На роль Шепковича Грановский назначил Михоэлса. Его герой постоянно жил в страхе перед Богом за свой величайший грех (он был содержателем публичного дома). Михоэлс должен был сыграть человека слабовольного, изъеденного муками совести: человека, который всю жизнь мечется между «чистым» первым этажом и подвалом, где царит смрад — духовный и физический. И на сей раз театру, как и в «Вечере Шолом-Алейхема», повезло с художником: сюда пришел Исаак Моисеевич Рабинович, работавший с Марджановым (знаменитая постановка «Фуэнте Овехуна»), с Вахтанговым («Свадьба»), и уже в оформлении этих спектаклей проявился его недюжинный талант театрального художника.

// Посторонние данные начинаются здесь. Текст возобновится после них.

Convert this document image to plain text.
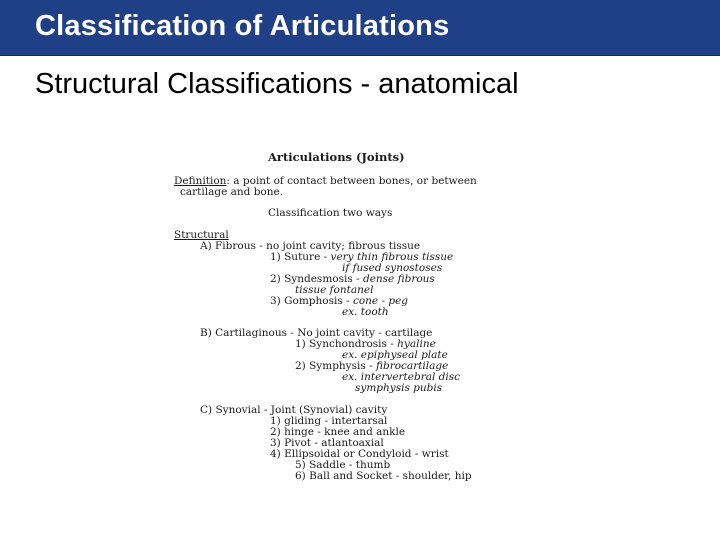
Classification of Articulations
Structural Classifications - anatomical
Articulations (Joints)
Definition: a point of contact between bones, or between
cartilage and bone.
Classification two ways
Structural
A) Fibrous - no joint cavity; fibrous tissue
1) Suture - very thin fibrous tissue
if fused synostoses
2) Syndesmosis - dense fibrous
tissue fontanel
3) Gomphosis - cone - peg
ex. tooth
B) Cartilaginous - No joint cavity - cartilage
1) Synchondrosis - hyaline
ex. epiphyseal plate
2) Symphysis - fibrocartilage
ex. intervertebral disc
symphysis pubis
C) Synovial - Joint (Synovial) cavity
1) gliding - intertarsal
2) hinge - knee and ankle
3) Pivot - atlantoaxial
4) Ellipsoidal or Condyloid - wrist
5) Saddle - thumb
6) Ball and Socket - shoulder, hip
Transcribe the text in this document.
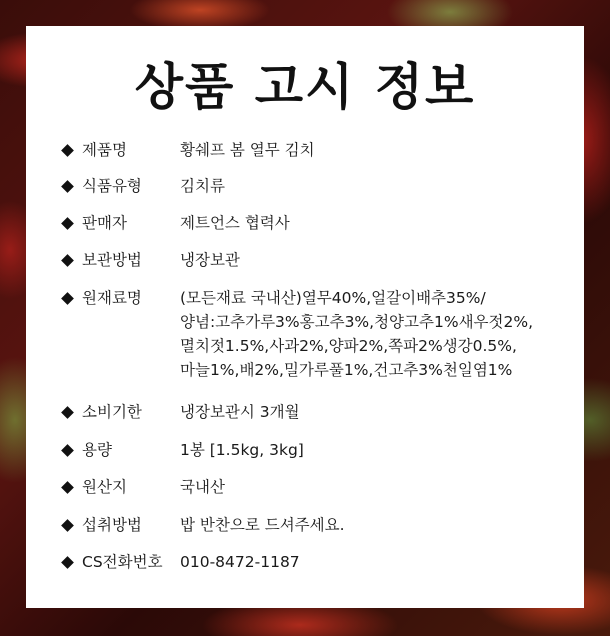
상품 고시 정보
제품명	황쉐프 봄 열무 김치
식품유형 김치류
판매자	제트언스 협력사
보관방법 냉장보관
원재료명 (모든재료 국내산)열무40%,얼갈이배추35%/
양념:고추가루3%홍고추3%,청양고추1%새우젓2%,
멸치젓1.5%,사과2%,양파2%,쪽파2%생강0.5%,
마늘1%,배2%,밀가루풀1%,건고추3%천일염1%
소비기한 냉장보관시 3개월
용량	1봉 [1.5kg, 3kg]
원산지	국내산
섭취방법 밥 반찬으로 드셔주세요.
CS전화번호 010-8472-1187
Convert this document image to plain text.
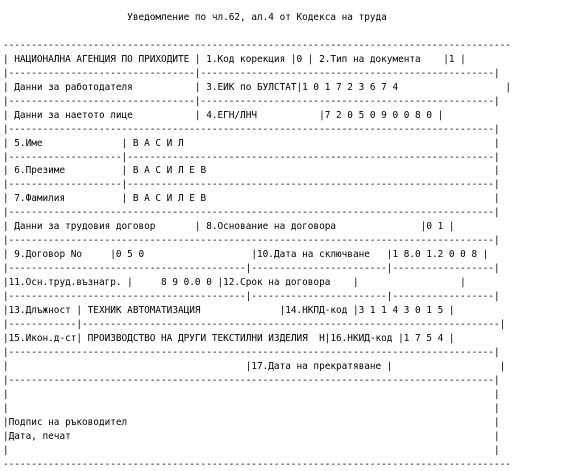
Уведомление по чл.62, ал.4 от Кодекса на труда

------------------------------------------------------------------------------------------
| НАЦИОНАЛНА АГЕНЦИЯ ПО ПРИХОДИТЕ | 1.Код корекция |0 | 2.Тип на документа    |1 |
|---------------------------------|----------------------------------------------------|
| Данни за работодателя           | 3.ЕИК по БУЛСТАТ|1 0 1 7 2 3 6 7 4                   |
|---------------------------------|----------------------------------------------------|
| Данни за наетото лице           | 4.ЕГН/ЛНЧ           |7 2 0 5 0 9 0 0 8 0 |
|--------------------------------------------------------------------------------------|
| 5.Име              | В А С И Л                                                       |
|--------------------|-----------------------------------------------------------------|
| 6.Презиме          | В А С И Л Е В                                                   |
|--------------------|-----------------------------------------------------------------|
| 7.Фамилия          | В А С И Л Е В                                                   |
|--------------------------------------------------------------------------------------|
| Данни за трудовия договор       | 8.Основание на договора               |0 1 |
|--------------------------------------------------------------------------------------|
| 9.Договор No     |0 5 0                   |10.Дата на сключване   |1 8.0 1.2 0 0 8 |
|------------------------------------------|------------------------|------------------|
|11.Осн.труд.възнагр. |     8 9 0.0 0 |12.Срок на договора    |                  |
|------------------------------------------|------------------------|------------------|
|13.Длъжност | ТЕХНИК АВТОМАТИЗАЦИЯ              |14.НКПД-код |3 1 1 4 3 0 1 5 |
|------------|--------------------------------------------------------------------------|
|15.Икон.д-ст| ПРОИЗВОДСТВО НА ДРУГИ ТЕКСТИЛНИ ИЗДЕЛИЯ  Н|16.НКИД-код |1 7 5 4 |
|--------------------------------------------------------------------------------------|
|                                          |17.Дата на прекратяване |                   |
|--------------------------------------------------------------------------------------|
|                                                                                      |
|                                                                                      |
|Подпис на ръководител                                                                 |
|Дата, печат                                                                           |
|                                                                                      |
------------------------------------------------------------------------------------------
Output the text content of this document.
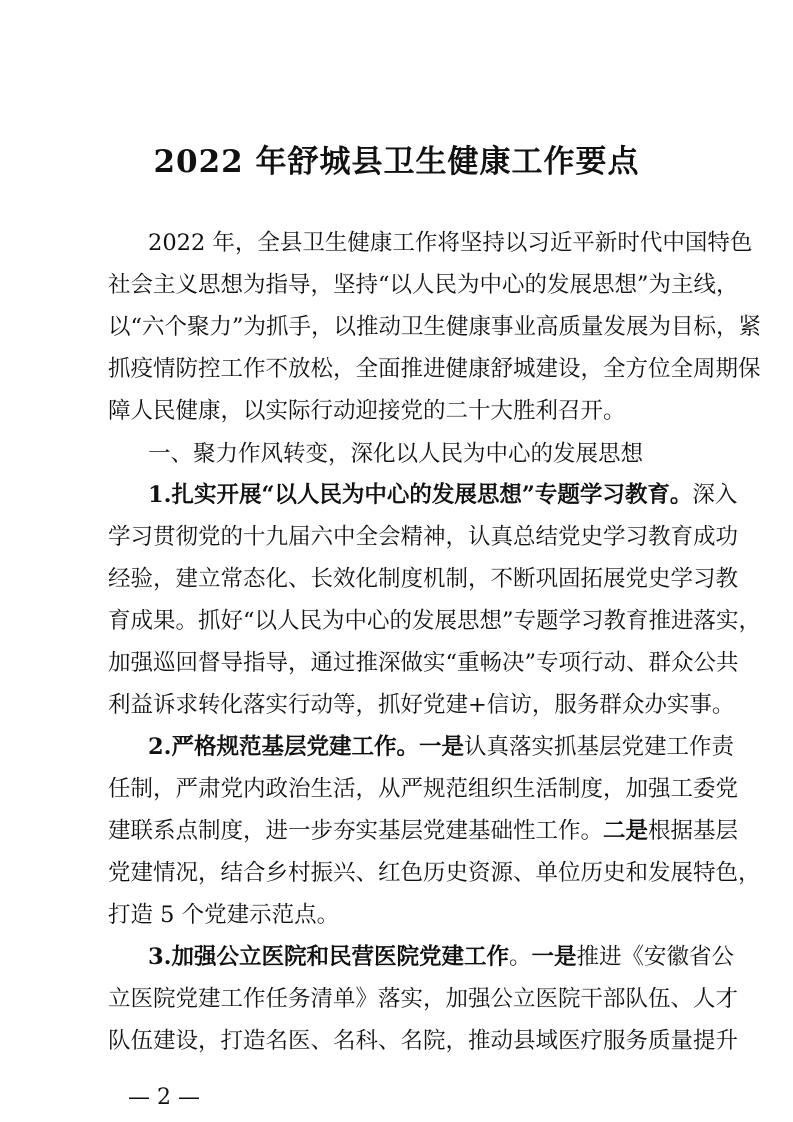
2022 年舒城县卫生健康工作要点

2022 年，全县卫生健康工作将坚持以习近平新时代中国特色

社会主义思想为指导，坚持“以人民为中心的发展思想”为主线，

以“六个聚力”为抓手，以推动卫生健康事业高质量发展为目标，紧

抓疫情防控工作不放松，全面推进健康舒城建设，全方位全周期保

障人民健康，以实际行动迎接党的二十大胜利召开。

一、聚力作风转变，深化以人民为中心的发展思想

1.扎实开展“以人民为中心的发展思想”专题学习教育。深入

学习贯彻党的十九届六中全会精神，认真总结党史学习教育成功

经验，建立常态化、长效化制度机制，不断巩固拓展党史学习教

育成果。抓好“以人民为中心的发展思想”专题学习教育推进落实，

加强巡回督导指导，通过推深做实“重畅决”专项行动、群众公共

利益诉求转化落实行动等，抓好党建+信访，服务群众办实事。

2.严格规范基层党建工作。一是认真落实抓基层党建工作责

任制，严肃党内政治生活，从严规范组织生活制度，加强工委党

建联系点制度，进一步夯实基层党建基础性工作。二是根据基层

党建情况，结合乡村振兴、红色历史资源、单位历史和发展特色，

打造 5 个党建示范点。

3.加强公立医院和民营医院党建工作。一是推进《安徽省公

立医院党建工作任务清单》落实，加强公立医院干部队伍、人才

队伍建设，打造名医、名科、名院，推动县域医疗服务质量提升

— 2 —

Ознакомившись с содержанием пьесы, Рабинович вскоре принес наброски и эскизы к спектаклю. Они очень понравились Михоэлсу, но многое меняли в замыслах Грановского. Художник оказался настойчивее и капризнее, чем можно было ожидать при первом знакомстве, не соглашаться с ним было все труднее, он становился соавтором спектакля, хорошо понимавшим его направленность и социальную суть.
Раздвоенность Шепковича он выразил символически, с помощью маски, одна сторона которой выражала человеческий облик с надеждой и верой, а другая — жуткое, звериное лицо хозяина притона.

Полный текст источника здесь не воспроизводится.